It is probably a good idea to create two branches but probably more for the sake of very old hardware not so easily accessible, par masters springs most to mind. Exceedingly old Intel/VIA could also be included although I am not sure which year to pick as the line in the sand there for 'old'? Specifically to freeze them on a branch and let them live out the rest of their life?
Honestly the same could be archived by EOL'ing them in release notes of a stable flashrom release? What we really need to ask is - how long is their life, is it finite, what is tractable for the community to maintain and have access to? This seems like the key question beyond the branching which is more the mechanism of solving this question.
The key motivation for two branches would be to allow flashrom as a project in terms of core logic (driver API / remove global state / etc) to progress forwards with well supported (tested) hardware that we can maintain. That means, essentially, removing the fear of breaking exceptional old hardware drivers that the majority of active contributors do not have the means to test with practically speaking.

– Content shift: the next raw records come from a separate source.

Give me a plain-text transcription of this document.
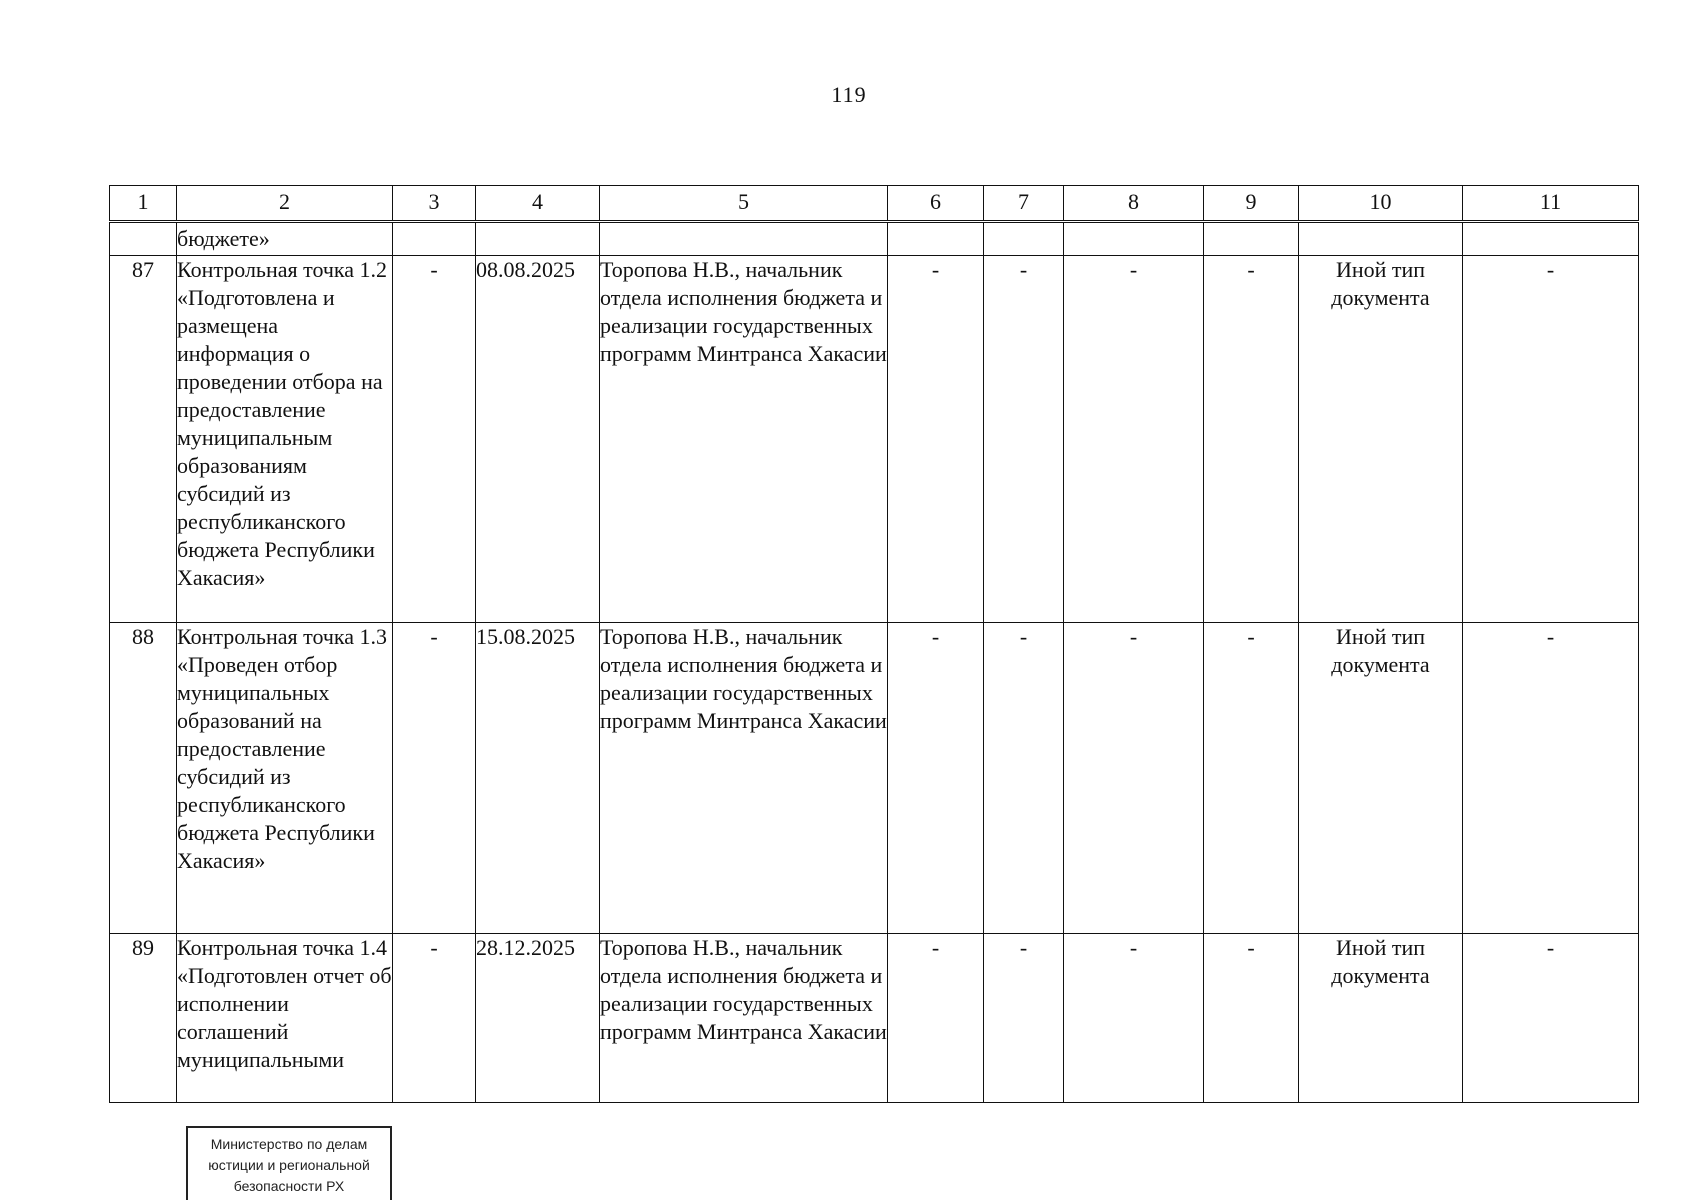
119
1	2	3	4	5	6	7	8	9	10	11
	бюджете»									
87	Контрольная точка 1.2 «Подготовлена и размещена информация о проведении отбора на предоставление муниципальным образованиям субсидий из республиканского бюджета Республики Хакасия»	-	08.08.2025	Торопова Н.В., начальник отдела исполнения бюджета и реализации государственных программ Минтранса Хакасии	-	-	-	-	Иной тип документа	-
88	Контрольная точка 1.3 «Проведен отбор муниципальных образований на предоставление субсидий из республиканского бюджета Республики Хакасия»	-	15.08.2025	Торопова Н.В., начальник отдела исполнения бюджета и реализации государственных программ Минтранса Хакасии	-	-	-	-	Иной тип документа	-
89	Контрольная точка 1.4 «Подготовлен отчет об исполнении соглашений муниципальными	-	28.12.2025	Торопова Н.В., начальник отдела исполнения бюджета и реализации государственных программ Минтранса Хакасии	-	-	-	-	Иной тип документа	-
Министерство по делам
юстиции и региональной
безопасности РХ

The Google vs. ~Google dichotomy is an unbounded loop of discussion that suffers from the halting problem. An easier approach is to create a bound on - flashrom active contributors - and what they realistically have available to them. Google can just buy some hardware if it is required for them to collaborate effectively with the wider community and shouldn't be a burden on the community imho. However if the hardware is only available via ebay once a year that requires some old cyrix cpu that may not fall within the realistically accessible hardware set.
I think we are pretty keen on continuing to invest in testing on our side, so aklm unit-testing is one river of contribution on this front from our side and evanbenn has picked up ownership of flashrom-tester to drive on the E2E testing front.
Regarding the claim;
> The reoccurring idea to remove problematic code mostly targets programmer drivers that are not tested. For half of the programmers Google adds, it turns out soon after that they are unused and nobody can test them, not even at Google. Sometimes the code wasn't even working when it was merged.

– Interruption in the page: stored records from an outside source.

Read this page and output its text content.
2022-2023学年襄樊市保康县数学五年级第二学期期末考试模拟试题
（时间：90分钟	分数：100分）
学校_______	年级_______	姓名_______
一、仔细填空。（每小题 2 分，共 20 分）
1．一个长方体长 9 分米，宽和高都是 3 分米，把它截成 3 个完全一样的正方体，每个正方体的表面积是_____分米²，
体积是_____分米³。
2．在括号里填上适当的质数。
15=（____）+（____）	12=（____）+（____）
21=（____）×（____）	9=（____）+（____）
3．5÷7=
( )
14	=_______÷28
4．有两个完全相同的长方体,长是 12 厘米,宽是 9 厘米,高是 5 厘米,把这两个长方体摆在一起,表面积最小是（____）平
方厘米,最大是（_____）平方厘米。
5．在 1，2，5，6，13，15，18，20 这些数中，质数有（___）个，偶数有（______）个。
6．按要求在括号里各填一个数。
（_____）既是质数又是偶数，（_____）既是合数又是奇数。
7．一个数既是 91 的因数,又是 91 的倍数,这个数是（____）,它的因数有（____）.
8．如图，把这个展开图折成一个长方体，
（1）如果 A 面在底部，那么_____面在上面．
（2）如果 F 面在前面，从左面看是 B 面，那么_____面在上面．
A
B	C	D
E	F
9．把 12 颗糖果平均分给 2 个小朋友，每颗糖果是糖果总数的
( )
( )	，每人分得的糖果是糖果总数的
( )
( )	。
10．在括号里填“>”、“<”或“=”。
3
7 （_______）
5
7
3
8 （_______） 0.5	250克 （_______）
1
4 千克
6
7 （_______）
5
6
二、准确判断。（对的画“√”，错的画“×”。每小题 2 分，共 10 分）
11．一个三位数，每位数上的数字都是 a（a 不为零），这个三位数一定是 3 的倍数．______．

This is a bit hyperbole, the only known case of this I am aware of in the current environment was the ene*/mec* and this was dealt with already. Unit-tests written for this and the maintenance burden came from Google anyway. Regarding realtek_mst_i2c_spi, this is maintained by Peter and is absolutely tested. The request for better documentation for realtek_mst_i2c_spi and lspcon man page updates were fulfilled. If this was a significant pattern from the past before my time then I cannot speak for that however focus has continued to sharpen more and more on this not happening as broken things serve to no one's benefit.
I can say the older EC paths for ChromeOS were extremely undocumented [I couldn't even find out if we were meant to be supporting them or not!] when I began deforking flashrom so the ene*/mec* situtation misstep was a unfortant mistake of trying to do the right thing by giving community open support to our hardware with a team of only half a person at the time. Mistakes were owned and rectified, however the lesson was learnt - for example no one is pushing cros_ec in the ChromiumOS tree upstream as it is clearly not suitable [code quality, no tests, no documentation and too many layering violations due to EC state management].